Hobe dan Talisatni menghampiri pinggir sungai.
“Wakakakak..,” Hobe tertawa sambil guling-guling.
Talisatni juga tersenyum.
“Coba berdiri saja,” kata Talisatni pada orang yang tenggelam.
Orang itu mengangkat kepala dan perlahan berdiri. Akhirnya ia tertawa.
“Thernyata thidak dhalam,” kata orang itu malu-malu.
Talisatni dan Hobe mengajak orang itu ke kemah mereka.
Mereka lalu duduk di dekat api unggun. Orang itu menggosok-gosok tangan dan mengeringkan bajunya yang basah kuyup. Hobe dan Pugu memperhatikan orang itu yang tinggi besar dan berwajah asing.
Mereka lalu berkenalan.
“Shaya.. Adrean,” kenalnya.
“Lagi apa di hutan malam-malam?” tanya Talisatni penasaran.

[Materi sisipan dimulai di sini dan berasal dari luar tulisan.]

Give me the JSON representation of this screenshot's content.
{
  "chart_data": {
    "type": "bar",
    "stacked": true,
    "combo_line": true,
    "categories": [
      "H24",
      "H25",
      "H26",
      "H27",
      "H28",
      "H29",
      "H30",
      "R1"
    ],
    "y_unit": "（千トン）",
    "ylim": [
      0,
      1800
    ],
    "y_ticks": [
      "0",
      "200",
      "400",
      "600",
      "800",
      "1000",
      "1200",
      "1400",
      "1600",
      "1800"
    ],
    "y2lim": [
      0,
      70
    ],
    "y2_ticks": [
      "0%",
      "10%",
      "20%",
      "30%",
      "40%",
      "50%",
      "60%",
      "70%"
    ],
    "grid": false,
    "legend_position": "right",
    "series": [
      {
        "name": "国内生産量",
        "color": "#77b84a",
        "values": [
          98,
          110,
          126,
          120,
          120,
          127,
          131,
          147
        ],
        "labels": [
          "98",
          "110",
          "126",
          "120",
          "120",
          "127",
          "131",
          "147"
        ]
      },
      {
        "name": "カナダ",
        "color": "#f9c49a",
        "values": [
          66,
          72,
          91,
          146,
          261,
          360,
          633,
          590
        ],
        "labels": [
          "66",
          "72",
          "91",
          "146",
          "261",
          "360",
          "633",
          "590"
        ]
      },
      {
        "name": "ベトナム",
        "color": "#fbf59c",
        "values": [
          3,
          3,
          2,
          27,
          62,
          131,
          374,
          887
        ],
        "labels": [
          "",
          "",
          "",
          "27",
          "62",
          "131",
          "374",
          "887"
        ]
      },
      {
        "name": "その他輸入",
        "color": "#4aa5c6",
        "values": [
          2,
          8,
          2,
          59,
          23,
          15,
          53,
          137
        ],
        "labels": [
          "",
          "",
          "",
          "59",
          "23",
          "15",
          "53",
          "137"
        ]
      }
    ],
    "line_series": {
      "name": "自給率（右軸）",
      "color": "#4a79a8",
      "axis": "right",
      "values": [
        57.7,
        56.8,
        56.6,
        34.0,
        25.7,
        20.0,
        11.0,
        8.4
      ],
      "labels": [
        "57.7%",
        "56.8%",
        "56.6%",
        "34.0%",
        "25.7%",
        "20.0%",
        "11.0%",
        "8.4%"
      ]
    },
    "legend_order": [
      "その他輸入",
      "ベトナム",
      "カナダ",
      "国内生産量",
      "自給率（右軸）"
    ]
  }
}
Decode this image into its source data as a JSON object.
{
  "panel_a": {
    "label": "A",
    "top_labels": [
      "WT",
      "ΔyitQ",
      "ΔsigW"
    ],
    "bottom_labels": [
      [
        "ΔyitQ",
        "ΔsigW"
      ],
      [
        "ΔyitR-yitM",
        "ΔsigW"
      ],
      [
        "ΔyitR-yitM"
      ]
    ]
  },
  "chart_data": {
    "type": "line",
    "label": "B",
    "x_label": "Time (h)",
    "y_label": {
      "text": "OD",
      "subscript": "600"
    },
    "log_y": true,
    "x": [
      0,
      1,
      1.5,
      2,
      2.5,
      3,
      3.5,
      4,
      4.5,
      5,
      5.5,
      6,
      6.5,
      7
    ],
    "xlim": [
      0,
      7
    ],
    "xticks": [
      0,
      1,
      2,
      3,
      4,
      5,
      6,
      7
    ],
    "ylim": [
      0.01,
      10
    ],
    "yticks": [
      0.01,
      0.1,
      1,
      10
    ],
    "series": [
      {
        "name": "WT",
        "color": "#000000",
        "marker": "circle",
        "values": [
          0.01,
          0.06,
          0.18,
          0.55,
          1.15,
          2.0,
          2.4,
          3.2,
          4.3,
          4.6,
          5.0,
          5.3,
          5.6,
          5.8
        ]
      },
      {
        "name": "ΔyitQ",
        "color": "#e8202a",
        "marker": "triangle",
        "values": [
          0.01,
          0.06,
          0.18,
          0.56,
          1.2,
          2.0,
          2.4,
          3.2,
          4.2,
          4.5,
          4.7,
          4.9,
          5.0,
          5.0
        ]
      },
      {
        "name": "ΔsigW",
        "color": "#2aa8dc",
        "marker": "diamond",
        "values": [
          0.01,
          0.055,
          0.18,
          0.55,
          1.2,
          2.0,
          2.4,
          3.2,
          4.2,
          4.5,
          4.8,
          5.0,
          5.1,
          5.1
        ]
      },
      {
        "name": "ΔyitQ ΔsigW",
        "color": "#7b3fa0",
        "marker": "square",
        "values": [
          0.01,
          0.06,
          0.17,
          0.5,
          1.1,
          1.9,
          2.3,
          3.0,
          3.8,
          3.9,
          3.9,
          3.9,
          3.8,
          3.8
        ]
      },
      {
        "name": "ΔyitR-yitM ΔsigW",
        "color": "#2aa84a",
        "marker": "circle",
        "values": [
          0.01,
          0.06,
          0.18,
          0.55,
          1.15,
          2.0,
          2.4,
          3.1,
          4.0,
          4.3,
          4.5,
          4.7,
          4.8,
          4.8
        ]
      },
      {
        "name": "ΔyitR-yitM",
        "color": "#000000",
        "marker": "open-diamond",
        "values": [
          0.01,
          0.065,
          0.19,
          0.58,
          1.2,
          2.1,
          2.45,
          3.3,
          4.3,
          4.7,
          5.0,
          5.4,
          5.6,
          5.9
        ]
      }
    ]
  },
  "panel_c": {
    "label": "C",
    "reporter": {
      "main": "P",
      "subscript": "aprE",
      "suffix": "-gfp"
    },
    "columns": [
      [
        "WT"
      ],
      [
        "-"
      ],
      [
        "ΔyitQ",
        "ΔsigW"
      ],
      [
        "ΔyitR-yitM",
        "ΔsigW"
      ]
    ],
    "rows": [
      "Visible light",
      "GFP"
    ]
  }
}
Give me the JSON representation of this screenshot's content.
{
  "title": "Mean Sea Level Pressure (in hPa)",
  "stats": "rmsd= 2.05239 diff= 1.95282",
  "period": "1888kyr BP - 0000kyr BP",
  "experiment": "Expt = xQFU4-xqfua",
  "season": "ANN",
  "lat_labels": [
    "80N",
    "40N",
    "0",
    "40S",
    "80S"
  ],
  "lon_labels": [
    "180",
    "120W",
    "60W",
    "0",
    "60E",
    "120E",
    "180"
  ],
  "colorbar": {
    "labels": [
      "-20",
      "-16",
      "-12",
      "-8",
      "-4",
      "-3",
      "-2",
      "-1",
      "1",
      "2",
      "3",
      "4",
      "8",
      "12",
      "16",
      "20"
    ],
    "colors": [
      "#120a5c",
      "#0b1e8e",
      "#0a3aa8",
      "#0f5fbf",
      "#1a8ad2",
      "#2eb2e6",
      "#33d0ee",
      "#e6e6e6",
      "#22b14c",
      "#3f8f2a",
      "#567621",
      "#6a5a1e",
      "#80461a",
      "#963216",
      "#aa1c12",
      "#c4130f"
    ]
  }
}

“Shaya shedang bhertapa di churug, mhata ayir di hulu shungai,” jelasnya.
“Tapi thergelincir,” lanjutnya.
“Lalu tenggelam, wakakak,” Hobe tak tahan tertawa.
“Hush!” Talisatni mengingatkan.
“Iya untung ada kalian menolong,” kata Adrean.

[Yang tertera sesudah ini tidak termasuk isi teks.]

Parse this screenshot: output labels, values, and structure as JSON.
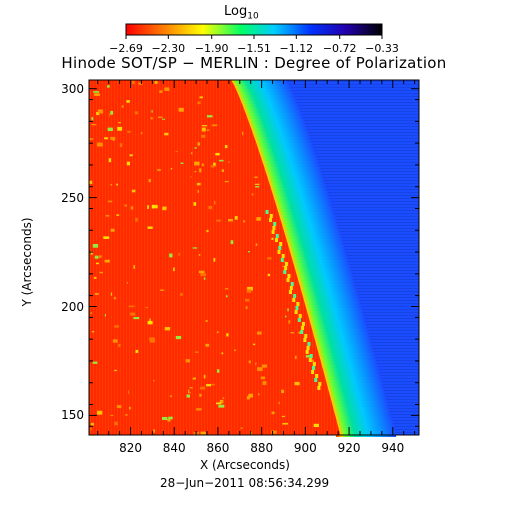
{
  "colorbar": {
    "title_main": "Log",
    "title_sub": "10",
    "tick_labels": [
      "−2.69",
      "−2.30",
      "−1.90",
      "−1.51",
      "−1.12",
      "−0.72",
      "−0.33"
    ],
    "tick_values": [
      -2.69,
      -2.3,
      -1.9,
      -1.51,
      -1.12,
      -0.72,
      -0.33
    ],
    "range": [
      -2.69,
      -0.33
    ],
    "colors": [
      "#ff0000",
      "#ff9900",
      "#ffff00",
      "#00ff66",
      "#00ccff",
      "#0033ff",
      "#2200aa",
      "#000000"
    ]
  },
  "chart_data": {
    "type": "heatmap",
    "title": "Hinode SOT/SP − MERLIN : Degree of Polarization",
    "xlabel": "X (Arcseconds)",
    "ylabel": "Y (Arcseconds)",
    "x_ticks": [
      820,
      840,
      860,
      880,
      900,
      920,
      940
    ],
    "y_ticks": [
      150,
      200,
      250,
      300
    ],
    "x_tick_labels": [
      "820",
      "840",
      "860",
      "880",
      "900",
      "920",
      "940"
    ],
    "y_tick_labels": [
      "150",
      "200",
      "250",
      "300"
    ],
    "xlim": [
      801,
      952
    ],
    "ylim": [
      141,
      304
    ],
    "limb_x_at_ymax": 866,
    "limb_x_at_ymin": 916,
    "disk_value": -2.6,
    "offlimb_value": -1.0,
    "grid": false
  },
  "timestamp": "28−Jun−2011 08:56:34.299",
  "colors": {
    "disk": "#ff2a00",
    "limb": "#00e090",
    "offlimb": "#1a4dff"
  }
}
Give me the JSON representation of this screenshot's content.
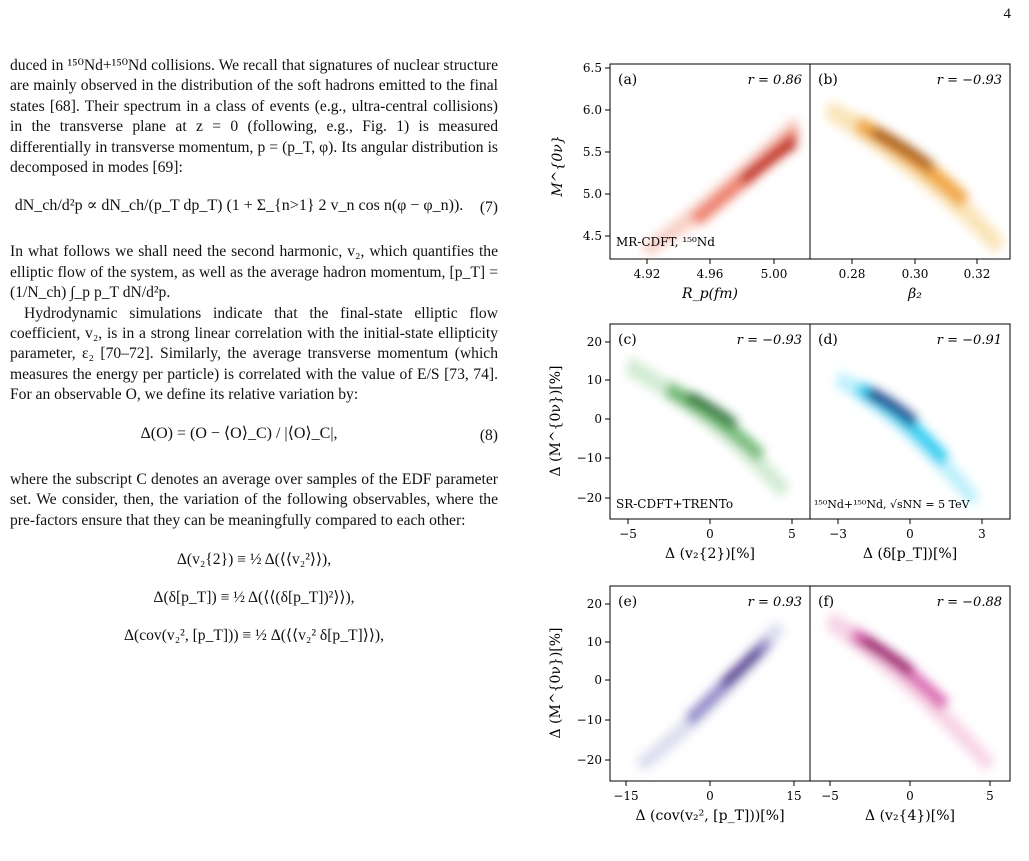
{
  "page_number": "4",
  "text": {
    "p1": "duced in ¹⁵⁰Nd+¹⁵⁰Nd collisions. We recall that signatures of nuclear structure are mainly observed in the distribution of the soft hadrons emitted to the final states [68]. Their spectrum in a class of events (e.g., ultra-central collisions) in the transverse plane at z = 0 (following, e.g., Fig. 1) is measured differentially in transverse momentum, p = (p_T, φ). Its angular distribution is decomposed in modes [69]:",
    "eq7": "dN_ch/d²p ∝ dN_ch/(p_T dp_T) (1 + Σ_{n>1} 2 v_n cos n(φ − φ_n)).",
    "eq7_num": "(7)",
    "p2": "In what follows we shall need the second harmonic, v₂, which quantifies the elliptic flow of the system, as well as the average hadron momentum, [p_T] = (1/N_ch) ∫_p p_T dN/d²p.",
    "p3": "Hydrodynamic simulations indicate that the final-state elliptic flow coefficient, v₂, is in a strong linear correlation with the initial-state ellipticity parameter, ε₂ [70–72]. Similarly, the average transverse momentum (which measures the energy per particle) is correlated with the value of E/S [73, 74]. For an observable O, we define its relative variation by:",
    "eq8": "Δ(O) = (O − ⟨O⟩_C) / |⟨O⟩_C|,",
    "eq8_num": "(8)",
    "p4": "where the subscript C denotes an average over samples of the EDF parameter set. We consider, then, the variation of the following observables, where the pre-factors ensure that they can be meaningfully compared to each other:",
    "eq9a": "Δ(v₂{2}) ≡ ½ Δ(⟨⟨v₂²⟩⟩),",
    "eq9b": "Δ(δ[p_T]) ≡ ½ Δ(⟨⟨(δ[p_T])²⟩⟩),",
    "eq9c": "Δ(cov(v₂², [p_T])) ≡ ½ Δ(⟨⟨v₂² δ[p_T]⟩⟩),"
  },
  "figure": {
    "panels": [
      {
        "id": "a",
        "tag": "(a)",
        "r": "r = 0.86",
        "note": "MR-CDFT, ¹⁵⁰Nd",
        "xlabel": "R_p(fm)",
        "xticks": [
          "4.92",
          "4.96",
          "5.00"
        ],
        "ylabel": "M^{0ν}",
        "yticks": [
          "4.5",
          "5.0",
          "5.5",
          "6.0",
          "6.5"
        ],
        "color": "#e0402a"
      },
      {
        "id": "b",
        "tag": "(b)",
        "r": "r = −0.93",
        "note": "",
        "xlabel": "β₂",
        "xticks": [
          "0.28",
          "0.30",
          "0.32"
        ],
        "color": "#f09a2c"
      },
      {
        "id": "c",
        "tag": "(c)",
        "r": "r = −0.93",
        "note": "SR-CDFT+TRENTo",
        "xlabel": "Δ (v₂{2})[%]",
        "xticks": [
          "−5",
          "0",
          "5"
        ],
        "ylabel": "Δ (M^{0ν})[%]",
        "yticks": [
          "−20",
          "−10",
          "0",
          "10",
          "20"
        ],
        "color": "#2e8b3f"
      },
      {
        "id": "d",
        "tag": "(d)",
        "r": "r = −0.91",
        "note": "¹⁵⁰Nd+¹⁵⁰Nd, √sNN = 5 TeV",
        "xlabel": "Δ (δ[p_T])[%]",
        "xticks": [
          "−3",
          "0",
          "3"
        ],
        "color": "#1aa9e6"
      },
      {
        "id": "e",
        "tag": "(e)",
        "r": "r = 0.93",
        "note": "",
        "xlabel": "Δ (cov(v₂², [p_T]))[%]",
        "xticks": [
          "−15",
          "0",
          "15"
        ],
        "ylabel": "Δ (M^{0ν})[%]",
        "yticks": [
          "−20",
          "−10",
          "0",
          "10",
          "20"
        ],
        "color": "#4f3a9a"
      },
      {
        "id": "f",
        "tag": "(f)",
        "r": "r = −0.88",
        "note": "",
        "xlabel": "Δ (v₂{4})[%]",
        "xticks": [
          "−5",
          "0",
          "5"
        ],
        "color": "#d02a8a"
      }
    ]
  }
}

“Hmm, sungai itu kan cuma selutut,” Hobe cengar-cengir.
Adrean tertawa malu.
“Bukan asli orang sini yah?’ tanya Talisatni yang penasaran dengan logat aneh Adrean.

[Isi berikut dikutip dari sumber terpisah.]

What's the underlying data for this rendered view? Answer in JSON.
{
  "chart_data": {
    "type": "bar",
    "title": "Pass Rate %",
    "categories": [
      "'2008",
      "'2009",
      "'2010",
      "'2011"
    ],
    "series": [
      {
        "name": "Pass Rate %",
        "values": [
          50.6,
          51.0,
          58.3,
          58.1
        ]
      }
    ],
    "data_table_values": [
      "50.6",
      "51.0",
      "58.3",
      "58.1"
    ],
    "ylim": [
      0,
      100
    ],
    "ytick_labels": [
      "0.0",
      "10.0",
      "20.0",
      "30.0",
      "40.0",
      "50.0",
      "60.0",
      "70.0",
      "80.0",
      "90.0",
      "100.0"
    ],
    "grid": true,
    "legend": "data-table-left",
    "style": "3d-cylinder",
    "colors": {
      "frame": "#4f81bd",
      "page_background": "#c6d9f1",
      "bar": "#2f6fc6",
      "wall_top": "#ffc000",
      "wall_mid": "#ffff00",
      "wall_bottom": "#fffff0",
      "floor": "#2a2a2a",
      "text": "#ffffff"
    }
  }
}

“Bhetul, shaya dari lhuar negri. Kesini mhau berlarjar shilat,” katanya bangga.
“Wah, kebetulan, kami ini murid padepokan paling terkenal seantero jagat,” Hobe berdiri.
“Hobe!” Talsatni mengingatkan.
“Ohya?” Adrean terlihat gembira.
Talisatni dan Hobe bergantian bercerita tentang padepokan Gajah Duduk.
Tiba-tiba Adrean berdiri mengacungkan tangan,
“Ihni dhia phadephokan shilat yhang ike chari!”
Talisatni dan Hobe ber-tos ria.
“Shaya akhan dafthar itu padephokan,” katanya sungguh-sungguh.
“Tapi mener, padepokan kita muridnya anak-anak semua,” jelas Hobe.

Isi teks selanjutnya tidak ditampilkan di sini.